We heard later that the super died of a heart attack and they found him in the basement boiler room, but this was never confirmed. Most in the building assumed he had already died in the early 1900s, and was a demon cursed to roam the hallways of the building for eternity. That would have explained his constant agitation, but ghosts never smelled that bad.
Despite his maniacal tendencies, the super did have some redeeming qualities that impacted my life – such as his tendency to sit in the lobby quietly reading other tenants’ mail. That habit inspired a good part of my novel, and in his defense, the mail had usually been marked, “Return to Sender.”

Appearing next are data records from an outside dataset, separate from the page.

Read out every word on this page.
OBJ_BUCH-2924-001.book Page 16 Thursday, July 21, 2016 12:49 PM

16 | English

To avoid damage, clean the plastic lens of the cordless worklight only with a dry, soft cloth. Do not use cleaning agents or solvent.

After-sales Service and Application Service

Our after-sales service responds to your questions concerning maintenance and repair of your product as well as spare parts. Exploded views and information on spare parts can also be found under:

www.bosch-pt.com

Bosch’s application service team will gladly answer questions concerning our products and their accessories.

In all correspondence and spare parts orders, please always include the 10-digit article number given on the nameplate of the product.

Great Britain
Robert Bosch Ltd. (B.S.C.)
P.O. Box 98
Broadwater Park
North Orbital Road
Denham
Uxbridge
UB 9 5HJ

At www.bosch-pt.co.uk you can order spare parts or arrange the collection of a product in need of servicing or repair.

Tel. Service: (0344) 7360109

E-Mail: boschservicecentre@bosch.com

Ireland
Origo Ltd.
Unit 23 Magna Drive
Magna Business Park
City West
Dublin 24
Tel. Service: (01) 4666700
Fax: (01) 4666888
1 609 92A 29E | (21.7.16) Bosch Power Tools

But whenever I caught my super reading that mail, I noticed that he never looked happier. Propped on his ancient, wooden chair next to the stairs, I swear that once I even saw him smiling. It was like dipping into the world of someone else, if only for just a few moments, gave the man more joy than anything else his own life could offer. And who was I to take that away from him?
* * *
The morning after I bumped into my new super, 7 years later and over 100 miles away from my 23-year-old former self, I went to my bookcase and pulled out a novel I’d recently read, placing it on the coffee table before leaving for work. When I got home that night, I could have sworn it had been moved just a few inches.